Only in Pakistan would a speech by the army chief, reiterating his commitment to democracy and asking all institutions to abide by their constitutional boundaries, be seen as major news. That said, most lay observers would welcome what General Ashfaq Parvez Kayani said at the GHQ on Martyrs Day, especially his comments that indicated that the military would not interfere in the democratic process by taking sides following the prime minister’s conviction for contempt of court.

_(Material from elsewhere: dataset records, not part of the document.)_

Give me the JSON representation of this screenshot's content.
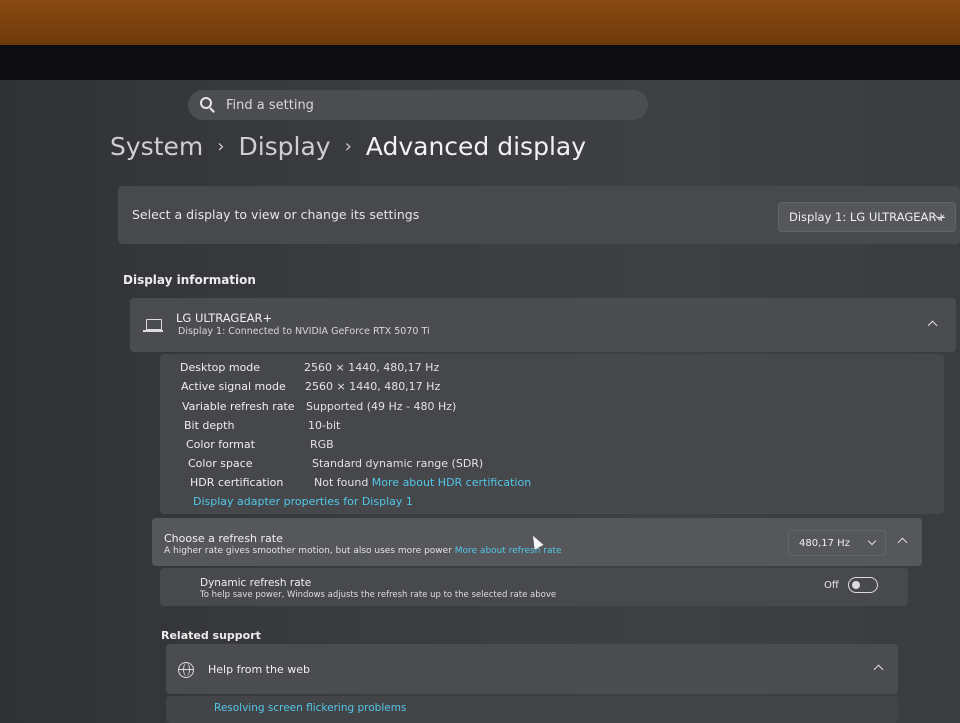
{
  "search": {
    "placeholder": "Find a setting"
  },
  "breadcrumb": {
    "level1": "System",
    "level2": "Display",
    "level3": "Advanced display",
    "separator": "›"
  },
  "display_select": {
    "label": "Select a display to view or change its settings",
    "selected": "Display 1: LG ULTRAGEAR+"
  },
  "display_info": {
    "heading": "Display information",
    "monitor_name": "LG ULTRAGEAR+",
    "monitor_sub": "Display 1: Connected to NVIDIA GeForce RTX 5070 Ti",
    "rows": [
      {
        "key": "Desktop mode",
        "value": "2560 × 1440, 480,17 Hz"
      },
      {
        "key": "Active signal mode",
        "value": "2560 × 1440, 480,17 Hz"
      },
      {
        "key": "Variable refresh rate",
        "value": "Supported (49 Hz - 480 Hz)"
      },
      {
        "key": "Bit depth",
        "value": "10-bit"
      },
      {
        "key": "Color format",
        "value": "RGB"
      },
      {
        "key": "Color space",
        "value": "Standard dynamic range (SDR)"
      },
      {
        "key": "HDR certification",
        "value": "Not found",
        "link": "More about HDR certification"
      }
    ],
    "adapter_link": "Display adapter properties for Display 1"
  },
  "refresh_rate": {
    "title": "Choose a refresh rate",
    "desc": "A higher rate gives smoother motion, but also uses more power",
    "link": "More about refresh rate",
    "selected": "480,17 Hz"
  },
  "dynamic_refresh": {
    "title": "Dynamic refresh rate",
    "desc": "To help save power, Windows adjusts the refresh rate up to the selected rate above",
    "state": "Off"
  },
  "related_support": {
    "heading": "Related support",
    "help_title": "Help from the web",
    "link1": "Resolving screen flickering problems"
  },
  "colors": {
    "accent_link": "#53c7e8",
    "panel": "#45474b",
    "background": "#2a2c2f"
  }
}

General Kayani referred to constitutional limits placed on all institutions of state and suggested that these be respected — the implication further being that the military intended to abide by its constitutional role, at least this time. The military’s proper role at this time should be to stay above the fray and allow the political process to play itself out, no matter how messy it may get — since that is how things should work in a democracy.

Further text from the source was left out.